Pelemahan rupiah diramal berlanjut



Jakarta. Pelemahan nilai tukar rupiah di akhir pekan diprediksi analis masih bisa berlanjut di awal pekan ini. Sebab minimnya katalis dalam negeri yang bisa jadi daya tahan bagi rupiah.

Di pasar spot, Jumat (20/5) valuasi rupiah merosot 0,32% ke level Rp 13.608 per dollar AS dibanding hari sebelumnya. Sejalan di kurs tengah Bank Indonesia posisi kurs rupiah tergerus 0,79% ke level Rp 13.573 per dollar AS.

Sri Wahyudi, Research and Analyst PT Garuda Berjangka mengatakan pelemahan akhir pekan lalu memang didominasi oleh faktor The Fed. Pandangan pelaku pasar yang optimistis akan peluang kenaikan suku bunga di Juni atau Juli 2016 mendatang jadi faktor utamanya.


“Ditambah lagi data penjualan rumah di AS juga catatkan kenaikan yang memuaskan pasar,” kata Wahyudi. Memang penjualan rumah di AS naik dari 5,36 juta menjadi 5,45 juta. Tentunya ini semakin mendukung pandangan pelaku pasar akan prospek positif ekonomi AS ke depannya.

Hanya saja memang tekanan bagi rupiah akan sedikit mereda. Mengingat Senin (23/5) nyaris tidak ada data ekonomi yang mendukung USD. “Seharusnya ini bisa dimanfaatkan rupiah untuk menyesuaikan posisi sehingga pelemahan tidak terlampau dalam,” analisa Wahyudi.

Karena memang faktor utama penggerak kurs rupiah hingga akhir bulan nanti datang dari pengaruh eksternal. Akibat minimnya sajian data ekonomi domestik.

Reny Eka Putri, Analis Pasar Uang PT Bank Mandiri Tbk sependapat, dari domestik belum ada katalis positif yang kuat untuk menopang mata uang Garuda. Data ekonomi domestik sudah sangat minim karena memasuki akhir bulan.

“Yang ada justru permintaan USD dalam negeri yang meningkat untuk pembayaran utang korporasi dan pemerintah seperti kegiatan rutin di penghujung bulan,” jelas Reny.

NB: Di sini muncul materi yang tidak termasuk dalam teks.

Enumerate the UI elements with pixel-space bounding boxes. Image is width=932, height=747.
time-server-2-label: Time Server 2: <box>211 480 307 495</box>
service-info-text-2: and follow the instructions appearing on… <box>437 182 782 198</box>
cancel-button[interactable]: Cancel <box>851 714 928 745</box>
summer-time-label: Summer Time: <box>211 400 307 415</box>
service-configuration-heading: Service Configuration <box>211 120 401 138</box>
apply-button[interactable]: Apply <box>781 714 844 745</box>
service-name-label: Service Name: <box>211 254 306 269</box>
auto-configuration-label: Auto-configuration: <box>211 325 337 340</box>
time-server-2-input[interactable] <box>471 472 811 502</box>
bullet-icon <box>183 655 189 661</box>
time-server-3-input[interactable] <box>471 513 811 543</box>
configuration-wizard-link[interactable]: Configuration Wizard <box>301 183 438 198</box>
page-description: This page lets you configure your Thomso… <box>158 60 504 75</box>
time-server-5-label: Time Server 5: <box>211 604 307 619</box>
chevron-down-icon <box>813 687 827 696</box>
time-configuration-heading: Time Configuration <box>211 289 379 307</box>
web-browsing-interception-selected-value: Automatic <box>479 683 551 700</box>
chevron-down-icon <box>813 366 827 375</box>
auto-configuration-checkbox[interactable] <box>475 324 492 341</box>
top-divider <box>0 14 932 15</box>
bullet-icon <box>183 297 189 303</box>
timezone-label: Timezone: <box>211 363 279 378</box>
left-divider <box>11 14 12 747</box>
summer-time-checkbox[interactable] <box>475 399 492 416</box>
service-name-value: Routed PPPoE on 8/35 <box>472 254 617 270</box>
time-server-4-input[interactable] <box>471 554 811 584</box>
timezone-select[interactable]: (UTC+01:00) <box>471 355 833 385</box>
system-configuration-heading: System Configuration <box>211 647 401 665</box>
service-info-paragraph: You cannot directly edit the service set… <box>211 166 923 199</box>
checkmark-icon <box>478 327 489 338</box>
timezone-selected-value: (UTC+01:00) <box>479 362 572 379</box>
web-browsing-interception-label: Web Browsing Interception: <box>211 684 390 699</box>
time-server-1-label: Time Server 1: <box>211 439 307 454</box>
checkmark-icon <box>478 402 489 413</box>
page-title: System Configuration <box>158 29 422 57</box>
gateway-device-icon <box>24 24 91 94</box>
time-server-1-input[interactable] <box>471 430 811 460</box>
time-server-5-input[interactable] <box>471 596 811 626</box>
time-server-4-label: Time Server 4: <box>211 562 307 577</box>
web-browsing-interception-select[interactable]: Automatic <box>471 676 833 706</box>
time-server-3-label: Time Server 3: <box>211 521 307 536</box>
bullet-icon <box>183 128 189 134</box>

Faktor ini pun turut memberikan tekanan bagi rupiah Senin (23/5).

Hanya saja perlu memandang pada sajian data ekonomi Jepang. Kalau benar diprediksi data neraca perdagangan April 2016, Flash manufaktur PMI dan aktivitas industrinya meningkat seperti prediksi, ini akan beri angin segar pada mata uang regional Asia.

“Beberapa waktu terakhir tekanan pelemahan pada mata uang regional Asia memang besar, jadi kalau ada katalis positif dari Asia seharusnya bisa bantu pergerakan,” papar Reny.